9. The method according to claim 1, wherein the track comprises at least one target sample group, and each target sample group comprises one target sample or a plurality of consecutive target samples in the track.
10. The method according to claim 9, wherein the target sample does not comprise haptics media data.
11. The method according to claim 1, wherein the haptics media file further comprises a metadata track, the metadata track comprises a second metadata of the haptics media bitstream, and the second metadata indicates encoding information of the haptics media bitstream.
12. The method according to claim 1, wherein the track further comprises a second metadata of the haptics media bitstream, and the second metadata indicates encoding information of the haptics media bitstream.
13. An electronic device, comprising a memory and a processor,
the memory having a computer program stored therein; and
the processor, when executing the computer program, causing the electronic device to implement a haptics media file encapsulation method including:
acquiring a haptics media bitstream corresponding to a target haptics media signal; and
encapsulating the haptics media bitstream into a haptics media file,
wherein the haptics media file comprises at least two tracks, each track comprising haptics media data of at least one data type in the haptics media bitstream based on a preset data class and first metadata of the haptics media data indicating the data type of the haptics media data.

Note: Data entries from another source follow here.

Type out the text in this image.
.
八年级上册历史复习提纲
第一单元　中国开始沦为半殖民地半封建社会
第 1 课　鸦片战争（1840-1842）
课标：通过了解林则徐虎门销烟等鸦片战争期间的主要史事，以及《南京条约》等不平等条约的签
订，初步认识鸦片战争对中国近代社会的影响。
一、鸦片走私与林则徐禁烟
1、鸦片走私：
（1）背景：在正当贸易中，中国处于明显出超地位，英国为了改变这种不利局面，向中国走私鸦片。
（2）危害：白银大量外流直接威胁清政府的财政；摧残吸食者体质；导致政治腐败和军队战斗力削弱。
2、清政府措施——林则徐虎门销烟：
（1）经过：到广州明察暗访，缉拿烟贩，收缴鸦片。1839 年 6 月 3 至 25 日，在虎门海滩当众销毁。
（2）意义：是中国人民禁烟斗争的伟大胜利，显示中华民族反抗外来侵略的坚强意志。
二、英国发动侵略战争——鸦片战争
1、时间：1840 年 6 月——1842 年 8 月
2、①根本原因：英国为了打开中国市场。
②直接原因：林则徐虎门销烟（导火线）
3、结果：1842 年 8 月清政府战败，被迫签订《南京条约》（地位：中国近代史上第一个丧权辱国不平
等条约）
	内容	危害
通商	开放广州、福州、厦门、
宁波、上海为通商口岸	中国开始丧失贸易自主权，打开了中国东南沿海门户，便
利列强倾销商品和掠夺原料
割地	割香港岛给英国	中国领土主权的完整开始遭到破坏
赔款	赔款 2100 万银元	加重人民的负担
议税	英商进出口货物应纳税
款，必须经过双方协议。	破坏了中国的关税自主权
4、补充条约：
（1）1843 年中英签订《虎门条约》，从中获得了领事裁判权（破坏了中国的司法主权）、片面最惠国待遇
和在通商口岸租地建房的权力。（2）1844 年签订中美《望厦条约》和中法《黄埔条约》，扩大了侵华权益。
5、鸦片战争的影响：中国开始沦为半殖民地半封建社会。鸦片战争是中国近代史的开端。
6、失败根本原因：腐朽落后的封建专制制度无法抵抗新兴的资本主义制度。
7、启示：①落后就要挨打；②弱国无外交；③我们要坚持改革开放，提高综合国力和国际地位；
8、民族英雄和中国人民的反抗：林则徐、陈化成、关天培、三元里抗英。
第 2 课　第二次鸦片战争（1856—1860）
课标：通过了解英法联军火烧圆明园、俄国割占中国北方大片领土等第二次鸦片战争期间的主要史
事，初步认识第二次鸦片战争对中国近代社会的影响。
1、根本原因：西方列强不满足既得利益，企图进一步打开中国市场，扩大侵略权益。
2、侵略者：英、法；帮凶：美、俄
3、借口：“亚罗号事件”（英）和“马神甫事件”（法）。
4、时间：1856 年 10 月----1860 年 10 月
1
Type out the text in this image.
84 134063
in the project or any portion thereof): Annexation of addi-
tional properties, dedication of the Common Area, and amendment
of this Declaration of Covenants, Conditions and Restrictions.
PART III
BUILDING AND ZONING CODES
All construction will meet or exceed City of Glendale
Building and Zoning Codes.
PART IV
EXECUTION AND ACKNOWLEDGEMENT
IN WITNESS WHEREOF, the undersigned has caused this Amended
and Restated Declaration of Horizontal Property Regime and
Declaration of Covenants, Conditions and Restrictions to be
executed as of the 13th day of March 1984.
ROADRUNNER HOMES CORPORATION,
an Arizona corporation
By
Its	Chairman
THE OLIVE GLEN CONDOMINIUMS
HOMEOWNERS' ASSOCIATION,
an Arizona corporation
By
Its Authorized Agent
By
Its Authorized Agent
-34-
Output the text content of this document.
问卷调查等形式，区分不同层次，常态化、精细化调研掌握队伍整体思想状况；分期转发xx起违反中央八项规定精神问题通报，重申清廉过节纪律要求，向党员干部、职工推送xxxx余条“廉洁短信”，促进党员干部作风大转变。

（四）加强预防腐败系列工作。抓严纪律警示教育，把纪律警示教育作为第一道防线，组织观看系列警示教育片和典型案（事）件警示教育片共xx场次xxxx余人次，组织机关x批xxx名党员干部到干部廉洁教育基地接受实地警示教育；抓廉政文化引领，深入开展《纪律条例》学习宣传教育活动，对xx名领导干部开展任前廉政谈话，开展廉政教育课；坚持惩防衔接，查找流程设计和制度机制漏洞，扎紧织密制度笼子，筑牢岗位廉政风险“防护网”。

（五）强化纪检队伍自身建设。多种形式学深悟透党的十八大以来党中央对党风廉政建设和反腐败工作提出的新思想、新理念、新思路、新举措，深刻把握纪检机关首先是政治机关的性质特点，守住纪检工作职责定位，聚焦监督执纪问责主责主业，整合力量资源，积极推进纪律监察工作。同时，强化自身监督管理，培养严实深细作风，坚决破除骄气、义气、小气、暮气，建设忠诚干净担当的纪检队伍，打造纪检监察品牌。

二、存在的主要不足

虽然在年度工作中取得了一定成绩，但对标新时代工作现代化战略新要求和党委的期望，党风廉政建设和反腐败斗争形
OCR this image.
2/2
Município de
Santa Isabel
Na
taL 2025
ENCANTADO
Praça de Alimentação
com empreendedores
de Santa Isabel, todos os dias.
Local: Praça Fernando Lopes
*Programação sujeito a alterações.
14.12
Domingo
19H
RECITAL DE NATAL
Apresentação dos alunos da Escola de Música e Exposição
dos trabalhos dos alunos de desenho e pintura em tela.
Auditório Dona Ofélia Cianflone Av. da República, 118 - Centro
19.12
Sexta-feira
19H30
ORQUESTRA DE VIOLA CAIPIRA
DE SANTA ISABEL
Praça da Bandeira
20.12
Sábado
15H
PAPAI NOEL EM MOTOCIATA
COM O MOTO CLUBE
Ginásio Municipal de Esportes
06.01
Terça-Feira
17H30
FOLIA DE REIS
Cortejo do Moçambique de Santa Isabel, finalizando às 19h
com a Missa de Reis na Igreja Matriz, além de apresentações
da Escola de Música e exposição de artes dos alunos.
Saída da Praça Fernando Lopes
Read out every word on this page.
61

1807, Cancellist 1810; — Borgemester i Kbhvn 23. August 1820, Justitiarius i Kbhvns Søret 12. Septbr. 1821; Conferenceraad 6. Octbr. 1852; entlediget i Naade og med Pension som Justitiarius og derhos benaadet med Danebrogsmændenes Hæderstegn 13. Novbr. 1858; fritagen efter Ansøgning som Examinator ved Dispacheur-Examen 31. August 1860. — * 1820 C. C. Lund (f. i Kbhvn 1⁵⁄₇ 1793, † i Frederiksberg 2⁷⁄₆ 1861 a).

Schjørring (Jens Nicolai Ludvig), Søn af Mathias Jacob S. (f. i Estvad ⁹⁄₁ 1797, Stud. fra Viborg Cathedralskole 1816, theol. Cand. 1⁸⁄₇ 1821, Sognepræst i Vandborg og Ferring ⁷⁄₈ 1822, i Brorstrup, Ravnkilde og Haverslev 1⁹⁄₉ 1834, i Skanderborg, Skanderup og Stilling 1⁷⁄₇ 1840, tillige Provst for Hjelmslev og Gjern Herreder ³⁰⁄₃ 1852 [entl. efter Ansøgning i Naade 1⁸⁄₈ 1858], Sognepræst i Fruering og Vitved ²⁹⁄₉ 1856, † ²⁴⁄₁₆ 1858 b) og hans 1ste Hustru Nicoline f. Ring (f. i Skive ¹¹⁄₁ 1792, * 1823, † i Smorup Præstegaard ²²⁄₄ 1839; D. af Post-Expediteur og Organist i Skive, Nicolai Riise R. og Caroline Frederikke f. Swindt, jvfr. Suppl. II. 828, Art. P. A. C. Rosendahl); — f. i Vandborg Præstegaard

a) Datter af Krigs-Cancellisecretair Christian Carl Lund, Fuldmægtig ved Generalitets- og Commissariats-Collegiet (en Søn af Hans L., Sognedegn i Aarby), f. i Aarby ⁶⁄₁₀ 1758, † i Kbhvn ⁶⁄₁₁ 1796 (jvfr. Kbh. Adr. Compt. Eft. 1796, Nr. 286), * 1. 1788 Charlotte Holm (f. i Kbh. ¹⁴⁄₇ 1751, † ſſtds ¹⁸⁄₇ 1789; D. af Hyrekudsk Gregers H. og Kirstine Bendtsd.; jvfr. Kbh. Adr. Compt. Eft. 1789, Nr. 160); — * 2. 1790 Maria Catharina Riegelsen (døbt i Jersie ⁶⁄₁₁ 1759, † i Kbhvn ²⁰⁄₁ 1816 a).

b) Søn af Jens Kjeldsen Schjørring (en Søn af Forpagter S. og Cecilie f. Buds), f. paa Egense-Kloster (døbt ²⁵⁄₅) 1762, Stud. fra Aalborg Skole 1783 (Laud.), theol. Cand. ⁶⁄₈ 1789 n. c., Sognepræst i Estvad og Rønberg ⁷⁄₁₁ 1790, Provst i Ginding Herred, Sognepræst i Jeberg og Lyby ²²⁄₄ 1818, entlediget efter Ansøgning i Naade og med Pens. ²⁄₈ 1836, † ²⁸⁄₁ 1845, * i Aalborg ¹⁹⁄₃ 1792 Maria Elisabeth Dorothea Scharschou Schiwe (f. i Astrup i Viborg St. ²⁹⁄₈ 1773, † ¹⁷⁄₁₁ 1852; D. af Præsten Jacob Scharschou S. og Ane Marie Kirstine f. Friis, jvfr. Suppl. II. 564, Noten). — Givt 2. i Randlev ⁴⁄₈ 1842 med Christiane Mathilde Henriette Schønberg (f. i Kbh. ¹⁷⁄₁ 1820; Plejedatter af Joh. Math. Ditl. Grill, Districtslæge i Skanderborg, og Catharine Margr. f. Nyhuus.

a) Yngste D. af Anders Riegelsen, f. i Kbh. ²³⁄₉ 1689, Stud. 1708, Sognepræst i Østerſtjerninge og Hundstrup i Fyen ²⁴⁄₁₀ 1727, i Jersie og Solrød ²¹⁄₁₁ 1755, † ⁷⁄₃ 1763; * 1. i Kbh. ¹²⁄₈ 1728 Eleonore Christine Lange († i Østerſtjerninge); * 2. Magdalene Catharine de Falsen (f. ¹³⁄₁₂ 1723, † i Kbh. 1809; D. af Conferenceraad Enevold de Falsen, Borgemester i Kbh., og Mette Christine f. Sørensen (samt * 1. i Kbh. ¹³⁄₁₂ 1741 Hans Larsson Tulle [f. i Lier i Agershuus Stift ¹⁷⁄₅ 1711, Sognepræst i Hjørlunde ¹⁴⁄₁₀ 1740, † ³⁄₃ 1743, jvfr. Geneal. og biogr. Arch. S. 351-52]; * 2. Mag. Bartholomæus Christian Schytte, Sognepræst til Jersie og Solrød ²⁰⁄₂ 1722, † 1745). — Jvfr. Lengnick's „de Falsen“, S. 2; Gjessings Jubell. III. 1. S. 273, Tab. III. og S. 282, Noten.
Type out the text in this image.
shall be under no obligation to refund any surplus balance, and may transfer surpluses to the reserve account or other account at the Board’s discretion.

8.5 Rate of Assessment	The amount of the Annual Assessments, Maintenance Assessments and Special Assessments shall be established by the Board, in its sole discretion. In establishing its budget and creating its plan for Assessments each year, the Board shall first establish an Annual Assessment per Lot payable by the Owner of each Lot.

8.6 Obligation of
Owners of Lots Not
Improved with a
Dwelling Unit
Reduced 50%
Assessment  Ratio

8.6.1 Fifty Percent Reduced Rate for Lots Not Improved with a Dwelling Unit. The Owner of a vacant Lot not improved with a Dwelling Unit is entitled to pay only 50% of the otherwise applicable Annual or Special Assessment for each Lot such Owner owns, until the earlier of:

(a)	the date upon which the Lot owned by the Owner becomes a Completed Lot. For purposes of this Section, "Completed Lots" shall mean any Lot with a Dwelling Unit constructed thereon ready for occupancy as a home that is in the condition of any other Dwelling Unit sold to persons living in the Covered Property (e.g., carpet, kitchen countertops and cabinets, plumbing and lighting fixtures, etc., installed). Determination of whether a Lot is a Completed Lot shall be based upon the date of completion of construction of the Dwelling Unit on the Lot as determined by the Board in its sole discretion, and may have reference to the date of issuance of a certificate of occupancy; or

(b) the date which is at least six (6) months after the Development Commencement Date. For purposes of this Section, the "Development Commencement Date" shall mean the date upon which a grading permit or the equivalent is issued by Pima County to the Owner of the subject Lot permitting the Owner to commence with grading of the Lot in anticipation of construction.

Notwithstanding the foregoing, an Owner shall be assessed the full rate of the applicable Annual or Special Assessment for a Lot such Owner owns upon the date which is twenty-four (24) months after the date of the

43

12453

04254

14. The electronic device according to claim 13, wherein the first metadata comprises quantity information of data types and identification information of the data types of the haptics media data in the track.
15. The electronic device according to claim 13, wherein the first metadata is stored in a data box corresponding to a track-level sample entry of the track, and the first metadata comprises indication information of the preset data class.
16. The electronic device according to claim 13, wherein the first metadata is stored in a data box corresponding to a data-type-level sample entry of the track, and the data box corresponding to the data-type-level sample entry comprises indication information of the preset data class.
17. The electronic device according to claim 13, wherein the track comprises at least one target sample group, and each target sample group comprises one target sample or a plurality of consecutive target samples in the track.
18. The electronic device according to claim 13, wherein the haptics media file further comprises a metadata track, the metadata track comprises second metadata of the haptics media bitstream, and the second metadata indicates encoding information of the haptics media bitstream.
19. The electronic device according to claim 13, wherein the track further comprises second metadata of the haptics media bitstream, and the second metadata indicates encoding information of the haptics media bitstream.
20. A non-transitory computer-readable storage medium, having a computer program stored therein, the computer program, when executed by a processor of a computer device, causing the computer device to implement a haptics media file encapsulation method including:
acquiring a haptics media bitstream corresponding to a target haptics media signal; and
encapsulating the haptics media bitstream into a haptics media file,
wherein the haptics media file comprises at least two tracks, each track comprising haptics media data of at least one data type in the haptics media bitstream based on a preset data class and first metadata of the haptics media data indicating the data type of the haptics media data.